Федор Иванович пребывал в растерянности. Он чувствовал себя так, словно этот чертов броненосец «Потемкин» – водоизмещением 12 900 тонн, длиной 113,2 и шириной 22,2 метра, со всеми его сорокатрехтонными пушками, стреляющими трехсоткилограммовыми снарядами, с двадцатью двумя клокочущими паровыми котлами и четырехметровыми рокочущими гребными винтами, со всеми его семьюстами тридцатью матросами, офицерами и червивой говядиной, со всей его мукой, отчаянием и ненавистью – полным ходом – ледяной лязг орудийных затворов, грозный шум взрезанной форштевнем воды – шел на него, а он, Федор Завалишин – всего-навсего человек, в котором мягкого было больше, чем твердого, всего-навсего один из нас – не в силах шевельнуть даже пальцем, сдвинуться с места, будто загипнотизированный приближающимся чудовищем, безмозглым и безжалостным Левиафаном из бесчеловечной библейской бездны…

Тео не знал, что делать, и даже не знал, нужно ли что-то делать.

Он не понимал толком, что с ним произошло. Он мог на равных поддержать разговор о свойствах парааминофенола и тиосульфата натрия, но почтительно умолкал, когда речь заходила о Боге, совести, судьбе и прочих таких же материях. Еще в детстве его научили чтить десять заповедей, и он их чтил: никогда не спал с женщинами в долг и не плевал на трупы врагов. Священник говорил, что совесть – это глас Божий в человеке, а Федор Иванович был убежден в том, что он верит в Бога. При этом он старался почитать законы не только Божеские, но и человеческие. И вот в полицейском участке ему сказали, что во Франции нет таких законов, по которым его можно было бы судить за преступление, якобы совершенное им двадцать один год назад, а в теперешней России законов нет вовсе. Люди не хотели или не могли его судить, а речь Бога была невнятна. Если спустя два десятилетия Бог вдруг почему-то очнулся и заговорил в Федоре Завалишине и даже повел его в полицию – Тео вспомнил красные двери участка и мучительный запах горячего сургуча, – то почему же, сказав «а», не сказал «б»? И если не Он, то кто же тогда должен произнести это самое нечеловеческое «б»?

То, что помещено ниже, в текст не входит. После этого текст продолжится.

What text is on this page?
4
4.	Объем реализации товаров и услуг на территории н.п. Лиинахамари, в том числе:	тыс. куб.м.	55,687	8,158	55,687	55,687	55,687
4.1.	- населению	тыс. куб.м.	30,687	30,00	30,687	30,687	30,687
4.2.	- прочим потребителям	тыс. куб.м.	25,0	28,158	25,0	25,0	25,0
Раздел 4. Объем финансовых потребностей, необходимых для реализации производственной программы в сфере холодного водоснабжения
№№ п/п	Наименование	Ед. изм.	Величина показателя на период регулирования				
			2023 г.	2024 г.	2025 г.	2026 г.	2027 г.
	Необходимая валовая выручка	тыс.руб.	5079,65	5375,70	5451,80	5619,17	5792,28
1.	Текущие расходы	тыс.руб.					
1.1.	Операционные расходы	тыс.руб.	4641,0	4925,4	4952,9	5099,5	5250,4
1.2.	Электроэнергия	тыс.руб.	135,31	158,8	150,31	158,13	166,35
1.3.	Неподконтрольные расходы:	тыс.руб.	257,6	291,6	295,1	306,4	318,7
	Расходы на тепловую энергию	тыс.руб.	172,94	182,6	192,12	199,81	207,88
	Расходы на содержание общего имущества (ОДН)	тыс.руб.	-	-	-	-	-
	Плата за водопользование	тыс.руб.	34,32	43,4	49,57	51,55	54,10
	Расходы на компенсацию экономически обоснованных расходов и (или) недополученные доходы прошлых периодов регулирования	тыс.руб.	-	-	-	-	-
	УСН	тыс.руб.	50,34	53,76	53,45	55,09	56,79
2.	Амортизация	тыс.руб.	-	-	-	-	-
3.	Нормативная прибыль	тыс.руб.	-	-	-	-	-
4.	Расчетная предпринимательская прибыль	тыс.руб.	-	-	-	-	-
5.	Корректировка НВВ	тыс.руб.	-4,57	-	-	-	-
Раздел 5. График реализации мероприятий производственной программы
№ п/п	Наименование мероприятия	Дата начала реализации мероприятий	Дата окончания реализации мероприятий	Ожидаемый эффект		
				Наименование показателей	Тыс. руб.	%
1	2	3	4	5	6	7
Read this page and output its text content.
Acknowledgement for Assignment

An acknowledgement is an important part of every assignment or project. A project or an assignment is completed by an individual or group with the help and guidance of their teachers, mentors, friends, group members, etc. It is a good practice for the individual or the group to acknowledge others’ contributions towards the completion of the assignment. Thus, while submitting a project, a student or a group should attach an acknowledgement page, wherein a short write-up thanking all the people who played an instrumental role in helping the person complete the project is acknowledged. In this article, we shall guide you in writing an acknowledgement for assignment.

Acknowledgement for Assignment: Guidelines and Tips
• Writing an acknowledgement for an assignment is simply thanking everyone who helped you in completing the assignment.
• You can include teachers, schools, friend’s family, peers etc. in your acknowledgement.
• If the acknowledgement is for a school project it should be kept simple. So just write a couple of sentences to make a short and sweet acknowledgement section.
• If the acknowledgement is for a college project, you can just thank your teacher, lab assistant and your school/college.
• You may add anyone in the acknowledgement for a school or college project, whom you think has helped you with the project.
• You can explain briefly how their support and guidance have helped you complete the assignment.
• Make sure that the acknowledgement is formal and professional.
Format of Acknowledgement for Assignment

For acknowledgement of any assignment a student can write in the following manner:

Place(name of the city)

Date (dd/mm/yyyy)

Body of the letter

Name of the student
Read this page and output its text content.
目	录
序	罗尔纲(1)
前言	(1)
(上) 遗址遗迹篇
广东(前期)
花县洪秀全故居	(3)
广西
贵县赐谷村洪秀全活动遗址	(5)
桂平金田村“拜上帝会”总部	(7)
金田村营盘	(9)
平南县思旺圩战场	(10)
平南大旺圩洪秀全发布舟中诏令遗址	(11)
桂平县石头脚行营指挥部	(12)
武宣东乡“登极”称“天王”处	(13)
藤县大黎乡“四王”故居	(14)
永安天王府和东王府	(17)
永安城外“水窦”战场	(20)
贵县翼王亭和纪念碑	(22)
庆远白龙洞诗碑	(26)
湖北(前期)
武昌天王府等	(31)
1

Федор Иванович не привык отвечать на нечеловеческие вопросы. Он выпил еще одну рюмку «Курвуазье», закурил серую гамбургскую сигару и отправился в гости.


Друзей в подлинном смысле слова у него было совсем не много, и одним из первых среди них был Сережа Младшенький. До войны он окончил в Париже политехнический институт, а в 1916 году, как и Тео, записался добровольцем в Русский экспедиционный корпус. Вообще-то фамилия его была Петров, но в русской армии всех Петровых или Ивановых было принято нумеровать: Петров-первый, Иванов-второй, иногда – называть по старшинству: Иванов-старший или Петров-младший. Поскольку в полку было с десяток Петровых, а лицо Сережино напоминало счастливую розовую пятку младенца, его и прозвали Младшеньким.

Сережа гордился тем, что в 1918 году вошел в Вормс в составе оккупационных войск Антанты во главе русского взвода. Он любил рассказывать о том, как были шокированы и возмущены немцы, увидев над вормской ратушей русский триколор – флаг победителей, которых немцы считали побежденными.

По окончании военной службы он несколько лет бедствовал, не чурался даже грязной работы, одно время помогал Тео, который как раз тогда расширял свой бизнес и нуждался в помощниках. После долгих мытарств Сережа устроился инженером в Парижский метрополитен и был на седьмом небе от счастья: для человека с нансеновским паспортом это было огромной, неслыханной удачей.

Сережа снимал квартиру на набережной Турнель и всегда бывал рад встрече с однополчанином и земляком: Младшенький тоже был родом из Одессы.

Федор Иванович поспел к обеду, который приготовила Анна Ильинична, жена Младшенького, добрая женщина кобыльей стати, немного стеснявшаяся своей чрезмерности. Она была беременна и ходила перевязанная по животу шалью.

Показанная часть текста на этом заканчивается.